Randy Brecker Day
Randal Edward Brecker (born November 27, 1945) is an American trumpeter, flugelhornist, and composer. His versatility has made him a popular studio musician who has recorded with acts in jazz, rock, and R&B.
Brecker was born on November 27, 1945 in the Philadelphia suburb of Cheltenham to a musical family. His father Bob (Bobby) was a lawyer who played jazz piano and his mother Sylvia was a portrait artist. Randy described his father as “a semipro jazz pianist and trumpet fanatic. In school when I was eight, they only offered trumpet or clarinet. I chose trumpet from hearing Diz, Miles, Clifford, and Chet Baker at home.

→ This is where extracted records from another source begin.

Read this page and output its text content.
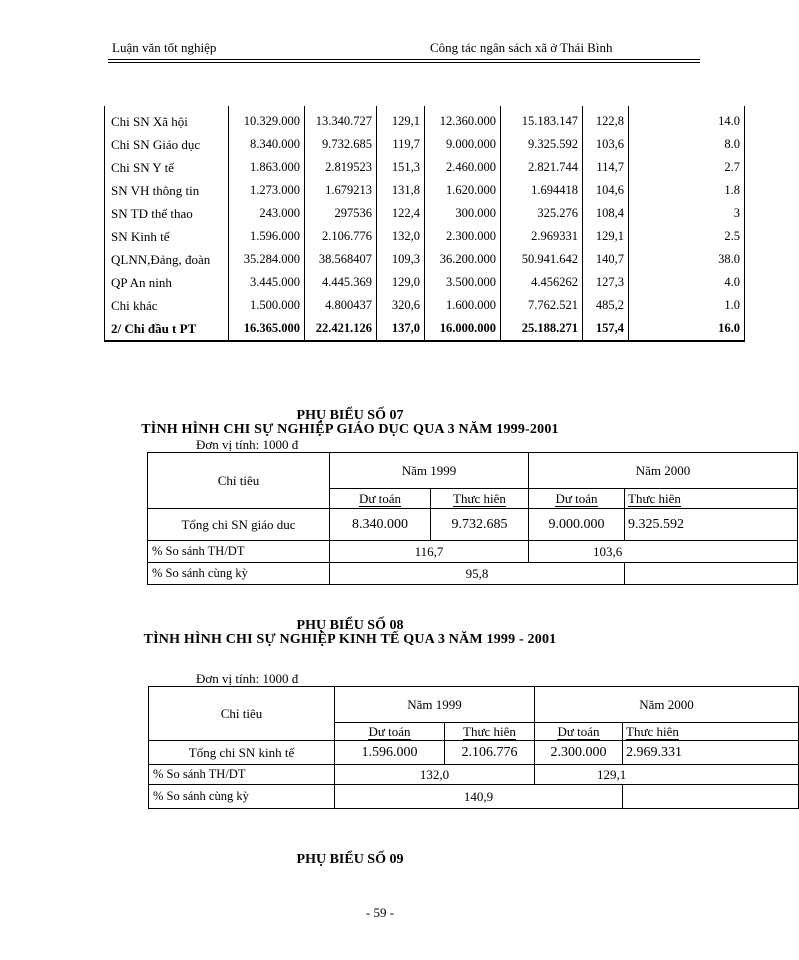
Luận văn tốt nghiệp	Công tác ngân sách xã ở Thái Bình
Chi SN Xã hội	10.329.000	13.340.727	129,1	12.360.000	15.183.147	122,8	14.0
Chi SN Giáo dục	8.340.000	9.732.685	119,7	9.000.000	9.325.592	103,6	8.0
Chi SN Y tế	1.863.000	2.819523	151,3	2.460.000	2.821.744	114,7	2.7
SN VH thông tin	1.273.000	1.679213	131,8	1.620.000	1.694418	104,6	1.8
SN TD thể thao	243.000	297536	122,4	300.000	325.276	108,4	3
SN Kinh tế	1.596.000	2.106.776	132,0	2.300.000	2.969331	129,1	2.5
QLNN,Đảng, đoàn	35.284.000	38.568407	109,3	36.200.000	50.941.642	140,7	38.0
QP An ninh	3.445.000	4.445.369	129,0	3.500.000	4.456262	127,3	4.0
Chi khác	1.500.000	4.800437	320,6	1.600.000	7.762.521	485,2	1.0
2/ Chi đầu t PT	16.365.000	22.421.126	137,0	16.000.000	25.188.271	157,4	16.0
PHỤ BIỂU SỐ 07
TÌNH HÌNH CHI SỰ NGHIỆP GIÁO DỤC QUA 3 NĂM 1999-2001
Đơn vị tính: 1000 đ
Chỉ tiêu	Năm 1999		Năm 2000	
	Dư toán	Thưc hiên	Dư toán	Thưc hiên
Tổng chi SN giáo duc	8.340.000	9.732.685	9.000.000	9.325.592
% So sánh TH/DT	116,7		103,6	
% So sánh cùng kỳ	95,8			
PHỤ BIỂU SỐ 08
TÌNH HÌNH CHI SỰ NGHIỆP KINH TẾ QUA 3 NĂM 1999 - 2001
Đơn vị tính: 1000 đ
Chỉ tiêu	Năm 1999		Năm 2000	
	Dư toán	Thưc hiên	Dư toán	Thưc hiên
Tổng chi SN kinh tế	1.596.000	2.106.776	2.300.000	2.969.331
% So sánh TH/DT	132,0		129,1	
% So sánh cùng kỳ	140,9			
PHỤ BIỂU SỐ 09
- 59 -
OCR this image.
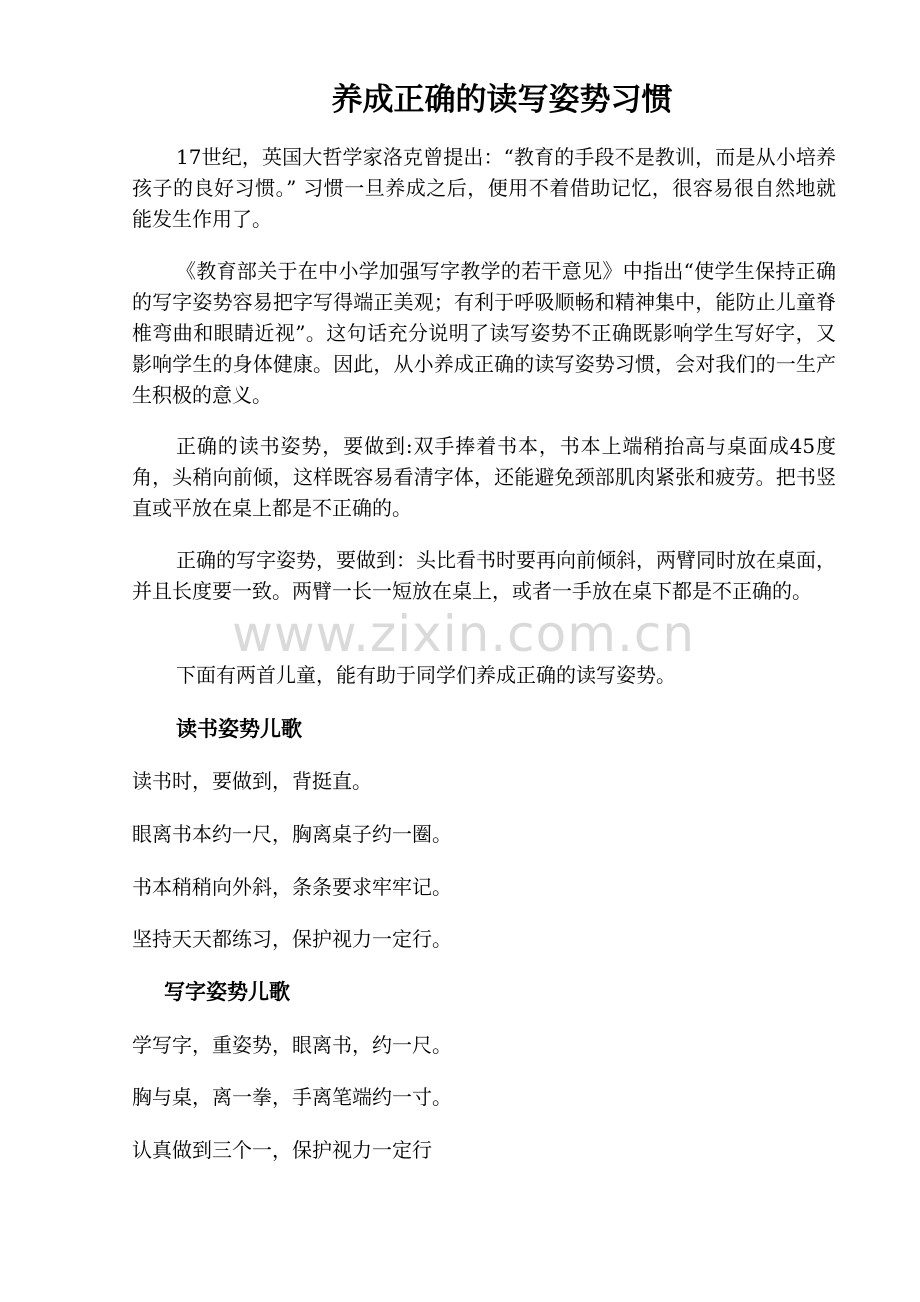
养成正确的读写姿势习惯

17世纪，英国大哲学家洛克曾提出：“教育的手段不是教训，而是从小培养孩子的良好习惯。” 习惯一旦养成之后，便用不着借助记忆，很容易很自然地就能发生作用了。

《教育部关于在中小学加强写字教学的若干意见》中指出“使学生保持正确的写字姿势容易把字写得端正美观；有利于呼吸顺畅和精神集中，能防止儿童脊椎弯曲和眼睛近视”。这句话充分说明了读写姿势不正确既影响学生写好字，又影响学生的身体健康。因此，从小养成正确的读写姿势习惯，会对我们的一生产生积极的意义。

正确的读书姿势，要做到:双手捧着书本，书本上端稍抬高与桌面成45度角，头稍向前倾，这样既容易看清字体，还能避免颈部肌肉紧张和疲劳。把书竖直或平放在桌上都是不正确的。

正确的写字姿势，要做到：头比看书时要再向前倾斜，两臂同时放在桌面，并且长度要一致。两臂一长一短放在桌上，或者一手放在桌下都是不正确的。

下面有两首儿童，能有助于同学们养成正确的读写姿势。

读书姿势儿歌

读书时，要做到，背挺直。

眼离书本约一尺，胸离桌子约一圈。

书本稍稍向外斜，条条要求牢牢记。

坚持天天都练习，保护视力一定行。

写字姿势儿歌

学写字，重姿势，眼离书，约一尺。

胸与桌，离一拳，手离笔端约一寸。

认真做到三个一，保护视力一定行

www.zixin.com.cn
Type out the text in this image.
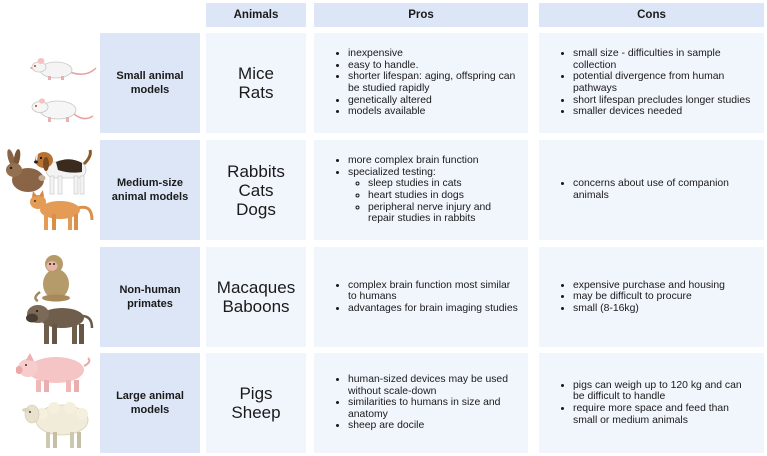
Animals	Pros	Cons
Small animal models
Mice
Rats
• inexpensive
• easy to handle.
• shorter lifespan: aging, offspring can be studied rapidly
• genetically altered
• models available
• small size - difficulties in sample collection
• potential divergence from human pathways
• short lifespan precludes longer studies
• smaller devices needed
Medium-size animal models
Rabbits
Cats
Dogs
• more complex brain function
• specialized testing:
◦ sleep studies in cats
◦ heart studies in dogs
◦ peripheral nerve injury and repair studies in rabbits
• concerns about use of companion animals
Non-human primates
Macaques
Baboons
• complex brain function most similar to humans
• advantages for brain imaging studies
• expensive purchase and housing
• may be difficult to procure
• small (8-16kg)
Large animal models
Pigs
Sheep
• human-sized devices may be used without scale-down
• similarities to humans in size and anatomy
• sheep are docile
• pigs can weigh up to 120 kg and can be difficult to handle
• require more space and feed than small or medium animals
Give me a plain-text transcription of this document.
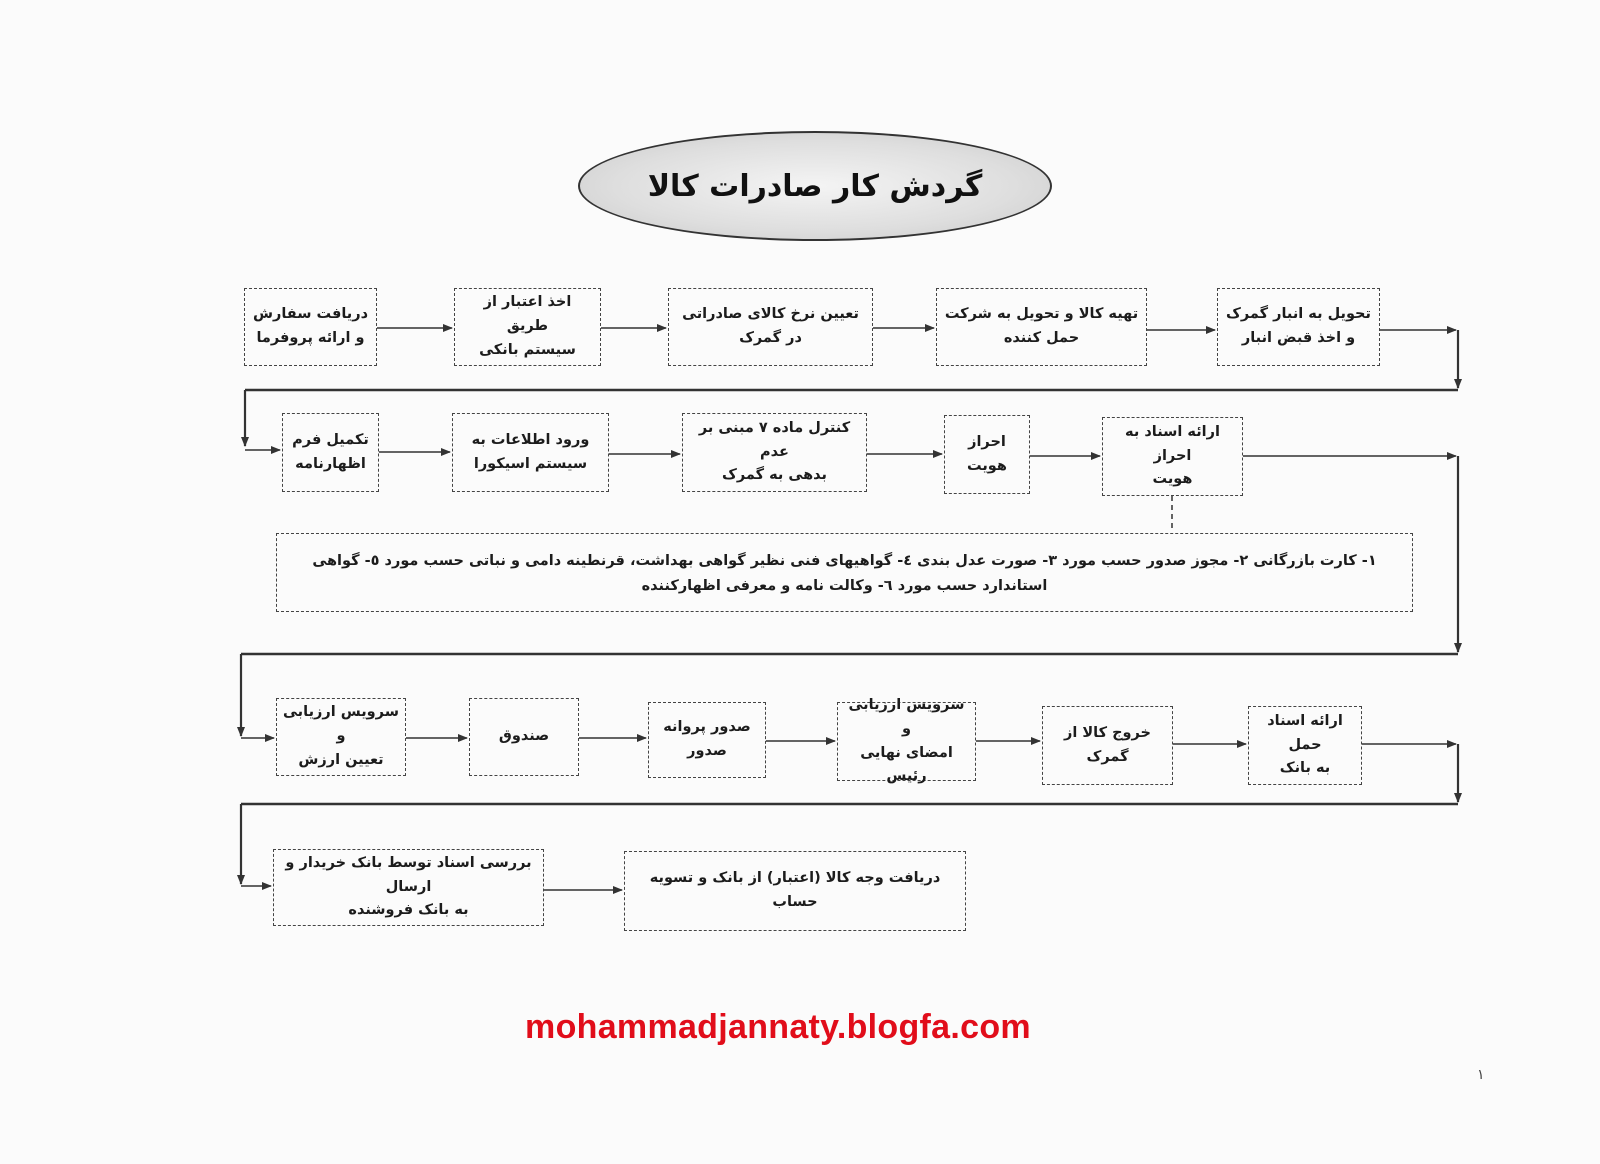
گردش کار صادرات کالا
دریافت سفارش
و ارائه پروفرما
اخذ اعتبار از طریق
سیستم بانکی
تعیین نرخ کالای صادراتی
در گمرک
تهیه کالا و تحویل به شرکت
حمل کننده
تحویل به انبار گمرک
و اخذ قبض انبار
تکمیل فرم
اظهارنامه
ورود اطلاعات به
سیستم اسیکورا
کنترل ماده ۷ مبنی بر عدم
بدهی به گمرک
احراز هویت
ارائه اسناد به احراز
هویت
۱- کارت بازرگانی ۲- مجوز صدور حسب مورد ۳- صورت عدل بندی ٤- گواهیهای فنی نظیر گواهی بهداشت، قرنطینه دامی و نباتی حسب مورد ٥- گواهی استاندارد حسب مورد ٦- وکالت نامه و معرفی اظهارکننده
سرویس ارزیابی و
تعیین ارزش
صندوق
صدور پروانه
صدور
سرویس ارزیابی و
امضای نهایی رئیس
خروج کالا از گمرک
ارائه اسناد حمل
به بانک
بررسی اسناد توسط بانک خریدار و ارسال
به بانک فروشنده
دریافت وجه کالا (اعتبار) از بانک و تسویه حساب
mohammadjannaty.blogfa.com
۱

My brother [Michael Brecker] didn’t want to play the same instrument as I did, so three years later he chose the clarinet!” Randy’s father, Bob, was also a songwriter and singer who loved to listen to recordings of the great jazz trumpet players such as Miles Davis, Dizzy Gillespie and Clifford Brown. He took Randy and his younger brother Michael Brecker to see Davis, Thelonious Monk, Duke Ellington, and many other jazz icons. Brecker attended Cheltenham High School from 1959 to 1963 and then Indiana University from 1963 to 1966 studying with Bill Adam, David Baker and Jerry Coker and later moved to New York and performed with Clark Terry‘s Big Bad Band, the Duke Pearson and the Thad Jones/Mel Lewis Orchestra.
In 1967, Brecker ventured into jazz-rock with the band Blood, Sweat & Tears, on their first album Child Is Father to the Man, but left to join the Horace Silver Quintet. Brecker recorded his first solo album, Score, in 1968, featuring his brother Michael Brecker.